John Lee Hooker y est salué dans une violente interprétation de "Motor City is burning" où le chanteur Rob Tyner hurle : "Ouais, baby, Détroit est en train de cramer, et il n'y a rien qui puisse empêcher ça. Détroit crame et la société blanche n'y changera rien", Sun Ra aussi avec "Starship" en conclusion de l'album. Au free jazz en vigueur, MC5 offrait une réponse du rock non moins vigoureuse et terriblement politique. Lors de la Convention Démocrate à Chicago en 1968, le rassemblement contre la guerre au Vietnam s'achève dans la brutalité policière après que MC5 joua plus de 8 heures. Deux albums en studio, marquants, puis séparation. "D'un point de vue esthétique, nous avons connu un énorme succès. D'un point de vue économique... il n'y a pas eu de succès. Il s'agissait de la musique du futur et malheureusement, le groupe n'avait pas de futur."
 
Wayne Kramer prit quelques chemins qui le conduisirent quatre ans en prison où il rencontra un copain de Charlie Parker, le trompettiste Red Rodney.
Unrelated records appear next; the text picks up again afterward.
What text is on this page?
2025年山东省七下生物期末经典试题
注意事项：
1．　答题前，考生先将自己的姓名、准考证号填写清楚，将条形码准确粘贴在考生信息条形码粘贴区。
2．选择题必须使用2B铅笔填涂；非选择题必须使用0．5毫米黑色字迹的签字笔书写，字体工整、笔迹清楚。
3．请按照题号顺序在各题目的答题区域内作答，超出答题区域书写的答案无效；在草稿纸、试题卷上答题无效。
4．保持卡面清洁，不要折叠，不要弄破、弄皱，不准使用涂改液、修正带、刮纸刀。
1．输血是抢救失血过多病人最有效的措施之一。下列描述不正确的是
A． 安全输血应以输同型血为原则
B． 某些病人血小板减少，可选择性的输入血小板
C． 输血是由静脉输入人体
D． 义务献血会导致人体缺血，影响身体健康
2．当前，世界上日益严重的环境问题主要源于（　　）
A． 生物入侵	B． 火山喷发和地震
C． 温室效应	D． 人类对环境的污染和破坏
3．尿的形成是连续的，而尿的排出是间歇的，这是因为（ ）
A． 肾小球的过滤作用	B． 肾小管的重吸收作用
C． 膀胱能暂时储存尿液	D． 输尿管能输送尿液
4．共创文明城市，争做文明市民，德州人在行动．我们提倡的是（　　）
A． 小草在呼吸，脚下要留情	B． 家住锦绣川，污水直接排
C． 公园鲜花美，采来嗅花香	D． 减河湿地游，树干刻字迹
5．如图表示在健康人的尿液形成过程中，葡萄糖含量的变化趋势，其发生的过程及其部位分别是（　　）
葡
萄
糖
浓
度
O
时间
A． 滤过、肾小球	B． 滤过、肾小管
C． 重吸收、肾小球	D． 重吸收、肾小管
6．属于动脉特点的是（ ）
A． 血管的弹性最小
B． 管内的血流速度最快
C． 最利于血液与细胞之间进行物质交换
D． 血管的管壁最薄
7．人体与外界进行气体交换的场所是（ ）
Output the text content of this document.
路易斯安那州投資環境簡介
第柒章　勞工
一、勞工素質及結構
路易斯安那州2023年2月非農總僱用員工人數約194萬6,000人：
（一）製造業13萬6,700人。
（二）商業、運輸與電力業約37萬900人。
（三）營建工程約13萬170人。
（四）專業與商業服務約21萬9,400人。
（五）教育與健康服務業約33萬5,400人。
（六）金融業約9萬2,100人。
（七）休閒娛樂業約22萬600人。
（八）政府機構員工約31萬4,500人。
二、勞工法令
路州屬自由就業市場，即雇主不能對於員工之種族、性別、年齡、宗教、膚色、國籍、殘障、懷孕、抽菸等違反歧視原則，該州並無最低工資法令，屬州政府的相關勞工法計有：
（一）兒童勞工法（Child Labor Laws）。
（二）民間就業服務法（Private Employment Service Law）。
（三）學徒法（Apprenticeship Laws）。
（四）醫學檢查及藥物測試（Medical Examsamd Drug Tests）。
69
Devenu charpentier tout en continuant une vie de musicien, passant de groupes en groupes (Was (Not Was), Gang War), Wayne Kramer demeura ce musicien à l'insubmersible différence. 
 
On l'entendra toujours, Wayne Kramer est vivant.

Photographie : Hugh Shirley Candyside

1.2.24

LE JAZZ COMPOSER'S ALLUMÉS ORCHESTRA ET SES MULTIPLES

 

L'une des nombreuses spécificités du Jazz Composer's Allumés Orchestra (mark II comme on dit dans les magazines de rock'n'roll) lors du concert du Mans le 27 janvier à Les Allumés du Jazz font Salon, était de compter en son sein, non seulement deux batteurs (comme chez le Grateful Dead, Ornette Coleman, James Brown, le Clarke Boland Band...) soit Bruno Tocanne et Samuel Silvant, mais aussi trois pianistes au claviers rouges (Miles Davis l'avait fait avec une autre couleur) Didier Frébœuf, Xavier Camarasa et Tony Hymas. L'orchestre comptait également deux violonistes : Sarah Colomb et Anne Foucher, trois clarinettistes : Catherine Delaunay, Jean-Brice Godet et Étienne Cabaret, quatre saxophonistes : François Corneloup, François Cotinaud, Florent Dupuit et Antoine Viard, deux trompettistes : Nicolas Souchal et Rémi Gaudillat, une flûtiste : Fanny Ménégoz (parfois deux, Florent Dupuit la rejoignant à l'occasion), une altiste : Élisa Arciniegas et un contrebassiste : Nicholas Christenson. Pour paraphraser Balzac : "Un trésor de souvenirs".